Versuchen Sie während des Gesprächs, so viel wie möglich Augenkontakt mit allen herzustellen, lächeln Sie häufig und vermeiden Sie lange Monologe, damit die anderen nicht den Eindruck bekommen, dass Sie ihnen etwas aufzwingen oder eine Bedrohung darstellen. Ein weiterer nützlicher Tipp: Bevor Sie das Wort ergreifen, beobachten Sie, wie in dieser Gruppe Gespräche begonnen, aufrechterhalten und beendet werden. Vergessen Sie nicht, die Gesichter, Blicke und Körperhaltungen sowie die Art und Weise zu beachten, wie die Anwesenden ihre Haltung gegenüber anderen ausdrücken. Achten Sie darauf, wie sie sich zueinander positionieren, wie nah oder fern sie sitzen, wie laut und in welchem Ton sie sprechen und welche Gesten sie dabei einsetzen.

Schauen Sie die Person an, mit der Sie sprechen, und vermeiden Sie „verschlossene“ Gesten, zum Beispiel verschränken Sie nicht die Arme oder Beine. Versuchen Sie, beim Augenkontakt nicht unsicher zu wirken und gleichzeitig nicht den Eindruck zu erwecken, dass Sie die andere Person anstarrend. Wenn Sie einer anderen Person zuhören, lehnen Sie sich leicht zu ihr hin. Diese Körperhaltung signalisiert Interesse sowohl an der sprechenden Person als auch an dem Inhalt ihrer Worte. Zeigen Sie Interesse am Gesprächsthema und achten Sie stets auf die Grenzen des persönlichen Freiraums des Sprechers – drängen Sie nicht in diese Grenzen hinein.

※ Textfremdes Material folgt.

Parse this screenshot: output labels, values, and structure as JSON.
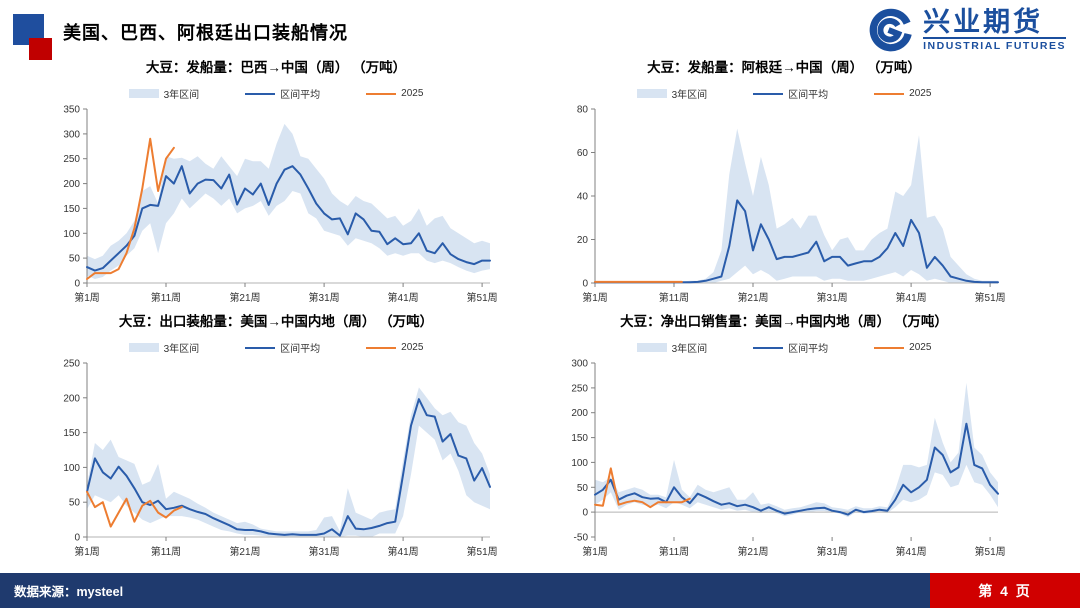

Wenn die Person, mit der Sie sprechen, ein ausdrucksloses Gesicht macht, einsilbig antwortet und sich kaum bewegt, ist sie wahrscheinlich gelangweilt. Wenn Ihr Gesprächspartner dagegen eine erhöhte motorische Aktivität zeigt, mit den Fingern trommelt, nickt und lächelt und versucht, das Thema zu wechseln, dann versucht er höchstwahrscheinlich, sich von Ihnen zu befreien. Vielleicht hat er jemanden gesehen, mit dem er wirklich sprechen möchte, und sucht nur nach einer Möglichkeit, dies zu tun. Meistens fühlt sich die Person in solchen Situationen gelangweilt und beginnt zu gähnen. Obwohl Gähnen auch eine andere Bedeutung haben kann – zum Beispiel Müdigkeit des Gesprächspartners anzeigen kann.

Eine sehr wirksame Methode, um jemanden zu unterbrechen, ist das ständige Nicken als Zeichen der Zustimmung; in einem natürlichen, normalen Gespräch reicht ein oder zwei Nicken völlig aus, aber wenn jemand dreimal oder öfter nickt, zeigt er damit in der Regel den Wunsch, selbst das Wort zu ergreifen. Wenn Sie dieses Zeichen bemerken, werden Sie verstehen, dass Sie dem anderen das Wort überlassen sollten.

Wenn Sie während eines Gesprächs ständig unterbrochen werden, besonders wenn es um ein bestimmtes Thema geht, bedeutet das, dass Ihr Gespräch und dieses Thema für den Gesprächspartner wenig interessant und ermüdend sind.

Diese Ratschläge mögen auf den ersten Blick zu umständlich erscheinen, doch in der Praxis ist das nicht der Fall. Die gesamte Bandbreite an Gesten, selbst eine sehr große, lässt sich in sozialen Beziehungen auf zwei Kategorien reduzieren: Ausdruck von kollektiver Zuneigung und Ausdruck von kollektiver Ablehnung. Sie müssen nur die Gesten der Menschen beobachten, die Distanzen zwischen ihnen und versuchen, sich in Einklang mit ihnen zu bringen, indem Sie lächeln und sich so offen und natürlich wie möglich verhalten. Schon bald werden Sie merken, dass es gar nicht so schwer ist. Außerdem hat sich gezeigt, dass wir alle viel mehr über Körpersprache wissen, als uns bewusst ist; daher werden Ihnen Intuition, gesunder Menschenverstand und ein wenig Taktgefühl im Umgang mit anderen ohne große Anstrengung ermöglichen, Teil einer „fremden“ Freundesrunde zu werden.